An extension to the oil production cuts will not be necessary if crude prices continue to rise, Iranian Oil Minister Bijan Zanganeh has said, Reuters reported.

“There will be no decision on this in OPEC’s next meeting … if oil prices continue to increase, there will be no need to extend the deal,” Zanganeh stated.

The price of Brent Crude has risen since April 17 from just under $72 a barrel to almost $74.5 a barrel on April 26.

Energy Minister for the United Arab Emirates Suhail Al-Mazrouei said earlier in April the most of the countries involved in the OPEC, non-OPEC agreement supported a long-term alliance, Reuters reported.
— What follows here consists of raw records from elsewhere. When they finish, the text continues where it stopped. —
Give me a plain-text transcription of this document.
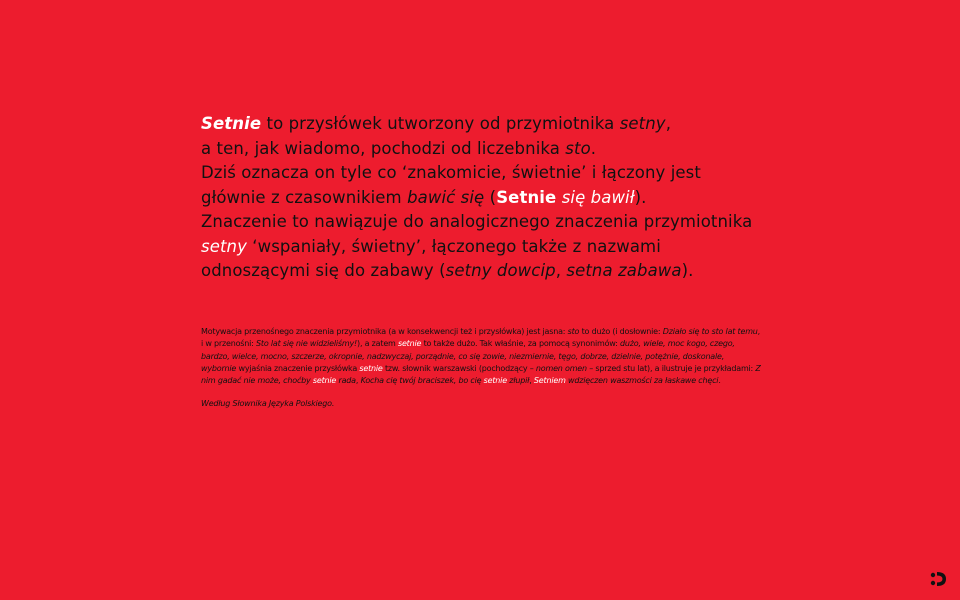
Setnie to przysłówek utworzony od przymiotnika setny,

a ten, jak wiadomo, pochodzi od liczebnika sto.

Dziś oznacza on tyle co ‘znakomicie, świetnie’ i łączony jest

głównie z czasownikiem bawić się (Setnie się bawił).

Znaczenie to nawiązuje do analogicznego znaczenia przymiotnika

setny ‘wspaniały, świetny’, łączonego także z nazwami

odnoszącymi się do zabawy (setny dowcip, setna zabawa).

Motywacja przenośnego znaczenia przymiotnika (a w konsekwencji też i przysłówka) jest jasna: sto to dużo (i dosłownie: Działo się to sto lat temu, i w przenośni: Sto lat się nie widzieliśmy!), a zatem setnie to także dużo. Tak właśnie, za pomocą synonimów: dużo, wiele, moc kogo, czego, bardzo, wielce, mocno, szczerze, okropnie, nadzwyczaj, porządnie, co się zowie, niezmiernie, tęgo, dobrze, dzielnie, potężnie, doskonale, wybornie wyjaśnia znaczenie przysłówka setnie tzw. słownik warszawski (pochodzący – nomen omen – sprzed stu lat), a ilustruje je przykładami: Z nim gadać nie może, choćby setnie rada, Kocha cię twój braciszek, bo cię setnie złupił, Setniem wdzięczen waszmości za łaskawe chęci.

Według Słownika Języka Polskiego.
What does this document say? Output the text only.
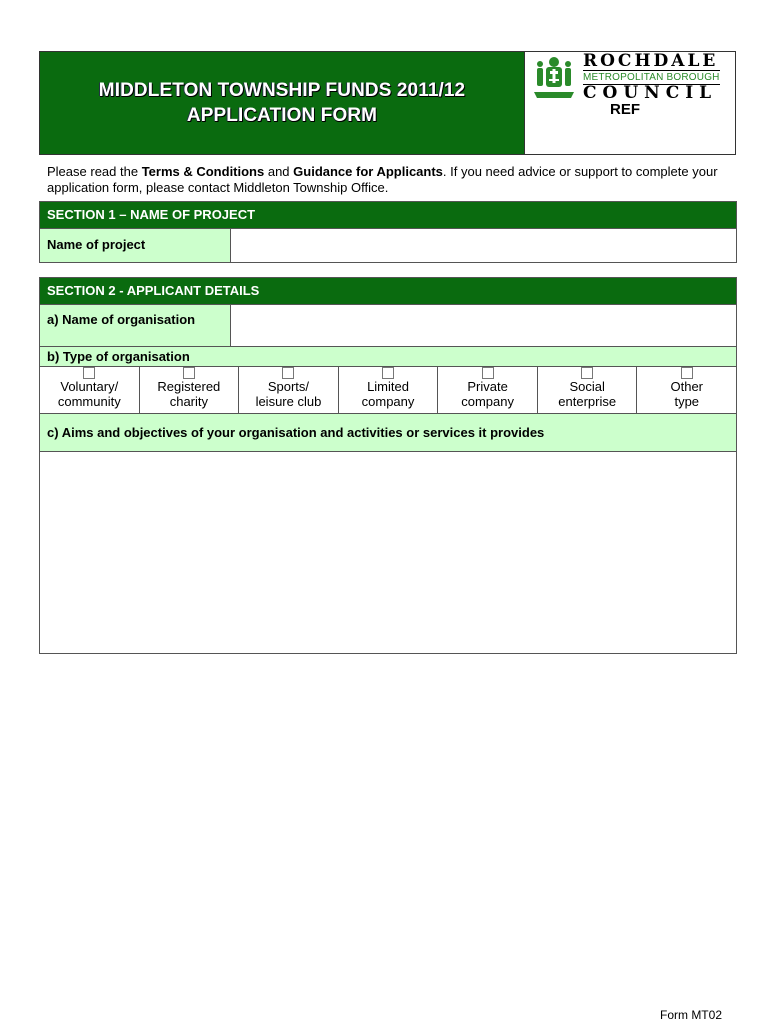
MIDDLETON TOWNSHIP FUNDS 2011/12
APPLICATION FORM
ROCHDALE
METROPOLITAN BOROUGH
COUNCIL
REF
Please read the Terms & Conditions and Guidance for Applicants. If you need advice or support to complete your application form, please contact Middleton Township Office.
SECTION 1 – NAME OF PROJECT
Name of project
SECTION 2 - APPLICANT DETAILS
a) Name of organisation
b) Type of organisation
Voluntary/
community
Registered
charity
Sports/
leisure club
Limited
company
Private
company
Social
enterprise
Other
type
c) Aims and objectives of your organisation and activities or services it provides
Form MT02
OPEC and several non-OPEC oil producers agreed to a supply cut in January 2017 in an attempt to increase prices.

“I think the idea itself is liked by, if not all, the majority of the countries,” Al-Mazrouei said, “The ultimate target is to have this group working together for way longer than those two years than we’ve been working together.”

“The objective is to have this group of responsible producers communicating, looking at the market together,” he added, affirming the aim of the alliance is to build on the progress made since the inception of the deal through sharing information and building trust.

“I think the level of trust has increased significantly among us. We call each other, the ministers, and the technical people and commercial people in those countries, they are in direct communication.”

Saudi Crown Prince Mohammed bin Salman announced on March 26 that Riyadh and Moscow were in talks regarding the extension of the agreement.

“We are working to shift from a year-to-year agreement to a 10-to-20-year agreement,” Salman told Reuters in an interview in New York. “We have agreement on the big picture, but not yet on the detail,” he added.

Saudi Arabia spearheaded OPEC’s coalition with Russia and other non-OPEC countries to help reduce oversupply when oil prices collapsed to below $30 a barrel in 2016 compared to above $100 a barrel in 2014.